As with his plays, Perry has insisted in nothing less than total creative control over his films. He puts them out through Lionsgate, an indie distributor whose other big franchise is the gory horror series Saw. Perry's deal with Lionsgate is simple: he makes the films, they distribute them. No questions asked.

The ultimate manifestation of Perry's total control was the opening last October of his own custom-built film studios in Atlanta, occupying more than 30 acres, and carrying its own motto: "A Place Where Even Dreams Can Believe." He now shoots all his films there, as well as two hit TV sitcoms - House of Payne and Meet the Browns - that he has recently added to his empire. He has, in effect, become the first black chief executive of a movie studio. His own.

The opening party for the studios earlier this year was not only a crowning event for Perry, it was a breakthrough moment for African-American cinema. Tears flowed freely among the guests, who were served by waiters with tissues from red velvet boxes. Poitier was there, and had one of the five sound studios named after him. Also present were Cicely Tyson, who starred in Perry's first two films, Louis Gossett Jr, Ruby Dee and Will Smith, who gave the keynote speech. "There is something happening in America and the world that is powerful," Smith said, alluding to the presidential election of Barack Obama just days away. "Perry is not letting anyone get in his way."

Smith's endorsement was itself powerful. But not everyone has been convinced by the Madea franchise. One school of thought likens her outrageous character to the bad old days of the minstrel show. Todd Boyd, an expert on race and popular culture at the University of Southern California, draws a connection between the stereotypes of black people perpetrated by Hollywood in the days of legal segregation and Perry's caricatures. "Black people were portrayed as slow and dumb; they scratched when they didn't itch, laughed when they weren't funny. They were buffoonish.

"Tyler Perry has taken a number of those stereotypes and owned them - reinterpreting them for a new era. The difference is they used to be perpetrated by white Hollywood studio bosses. Now we have an African-American getting rich off them."

Boyd also draws a parallel with the so-called "chitlin' circuit" - the string of theatres and music dives through the south and north-east of the US where black performers found an outlet for their work. In the grim days of overt racial segregation from the 1930s to 1960s, many artists - film-maker Oscar Micheaux, actress Della Reese, Billie Holiday to name but three - had no choice but to embrace the circuit, unable to find work in mainstream venues. But by dragging African-American art back on to a circuit that is in effect segregated, so the argument goes, Perry has set back the struggle for equality in entertainment.
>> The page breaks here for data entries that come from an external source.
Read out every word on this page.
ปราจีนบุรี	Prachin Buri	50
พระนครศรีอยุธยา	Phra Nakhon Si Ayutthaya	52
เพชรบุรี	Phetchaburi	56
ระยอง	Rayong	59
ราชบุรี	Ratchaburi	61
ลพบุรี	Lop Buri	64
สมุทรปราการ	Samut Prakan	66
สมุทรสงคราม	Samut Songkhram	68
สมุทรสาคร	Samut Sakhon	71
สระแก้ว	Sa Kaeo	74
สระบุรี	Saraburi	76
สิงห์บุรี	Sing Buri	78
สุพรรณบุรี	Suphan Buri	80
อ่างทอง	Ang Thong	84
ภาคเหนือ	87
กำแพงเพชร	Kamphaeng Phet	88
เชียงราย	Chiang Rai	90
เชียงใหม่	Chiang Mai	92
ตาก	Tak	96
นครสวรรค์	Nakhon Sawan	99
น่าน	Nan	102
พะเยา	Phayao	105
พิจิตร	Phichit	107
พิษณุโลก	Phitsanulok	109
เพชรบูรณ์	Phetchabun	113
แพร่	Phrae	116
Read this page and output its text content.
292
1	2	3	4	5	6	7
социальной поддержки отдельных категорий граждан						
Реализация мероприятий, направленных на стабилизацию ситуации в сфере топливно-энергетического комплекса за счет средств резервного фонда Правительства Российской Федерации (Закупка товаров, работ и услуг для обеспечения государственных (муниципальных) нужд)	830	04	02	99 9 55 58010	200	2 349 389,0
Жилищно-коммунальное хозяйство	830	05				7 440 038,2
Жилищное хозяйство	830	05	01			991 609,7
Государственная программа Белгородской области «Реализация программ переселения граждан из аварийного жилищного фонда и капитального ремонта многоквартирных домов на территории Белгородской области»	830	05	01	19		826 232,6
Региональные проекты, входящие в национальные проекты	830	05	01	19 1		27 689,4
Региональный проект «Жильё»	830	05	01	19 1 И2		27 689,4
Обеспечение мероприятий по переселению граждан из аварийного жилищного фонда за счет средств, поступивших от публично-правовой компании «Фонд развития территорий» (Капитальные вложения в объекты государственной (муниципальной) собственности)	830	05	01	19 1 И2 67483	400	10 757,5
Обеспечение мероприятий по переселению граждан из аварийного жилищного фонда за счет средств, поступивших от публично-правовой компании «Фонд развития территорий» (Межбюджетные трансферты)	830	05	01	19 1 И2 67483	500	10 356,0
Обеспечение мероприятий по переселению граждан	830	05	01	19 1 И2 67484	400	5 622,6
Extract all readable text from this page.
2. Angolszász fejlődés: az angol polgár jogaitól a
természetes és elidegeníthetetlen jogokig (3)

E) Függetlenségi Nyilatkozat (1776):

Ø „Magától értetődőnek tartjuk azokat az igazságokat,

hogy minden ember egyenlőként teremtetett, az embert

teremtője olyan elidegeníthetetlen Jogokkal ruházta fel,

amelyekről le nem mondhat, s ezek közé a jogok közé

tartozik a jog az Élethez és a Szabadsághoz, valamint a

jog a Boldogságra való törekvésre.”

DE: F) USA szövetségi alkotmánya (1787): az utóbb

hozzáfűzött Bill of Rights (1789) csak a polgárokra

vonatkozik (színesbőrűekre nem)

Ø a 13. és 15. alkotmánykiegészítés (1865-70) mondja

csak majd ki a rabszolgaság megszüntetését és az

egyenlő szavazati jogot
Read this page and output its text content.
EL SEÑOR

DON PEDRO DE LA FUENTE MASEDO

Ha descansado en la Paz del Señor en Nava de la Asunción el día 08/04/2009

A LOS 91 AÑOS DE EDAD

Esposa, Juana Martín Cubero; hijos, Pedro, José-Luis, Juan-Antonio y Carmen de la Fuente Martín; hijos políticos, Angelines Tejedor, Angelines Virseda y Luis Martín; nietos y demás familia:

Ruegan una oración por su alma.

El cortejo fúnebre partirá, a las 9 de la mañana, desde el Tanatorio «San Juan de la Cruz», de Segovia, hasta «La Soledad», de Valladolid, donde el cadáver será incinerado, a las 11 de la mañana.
Perry himself is well aware of the "chitlin' circuit" label that has been attached to him. In interviews, he has admitted to having been initially embarrassed by the term. "But then I found out the history of it, and now I'm really, really proud of it."

A better way of looking at Perry's work, though, at least in terms of its content, is to think of it in terms of the pulpit. His movies are Gospel morality tales, retold in contemporary settings. So Diary of a Mad Black Woman is the battle of good versus the evil of adultery and lust for money. Daddy's Little Girls (2007) is a sermon on the power of love to overcome class prejudices. The Family That Preys (2008) exhorts its viewers not to covet thy neighbour's house, nor desire their spouse.

The interesting thing, as Miriam Petty points out, is that Madea herself often preaches the exact opposite. She refuses to go to church, grows cannabis and is quick to fight. In Madea Goes to Jail, she says: "The Bible says you turn the other cheek. You only got two cheeks, so how long are you going to wait before you whip their ass?" Another huge cheer erupts from the Brooklyn crowd.

Critics be damned. As he turns 40 this year, Perry is the master of his own universe. The audience - his audience - love what he does, and keep coming back for more. Eleven hit plays, two smash TV sitcoms, seven blockbuster films and three more underway. Will Smith was right: Tyler Perry is not letting anyone get in his way.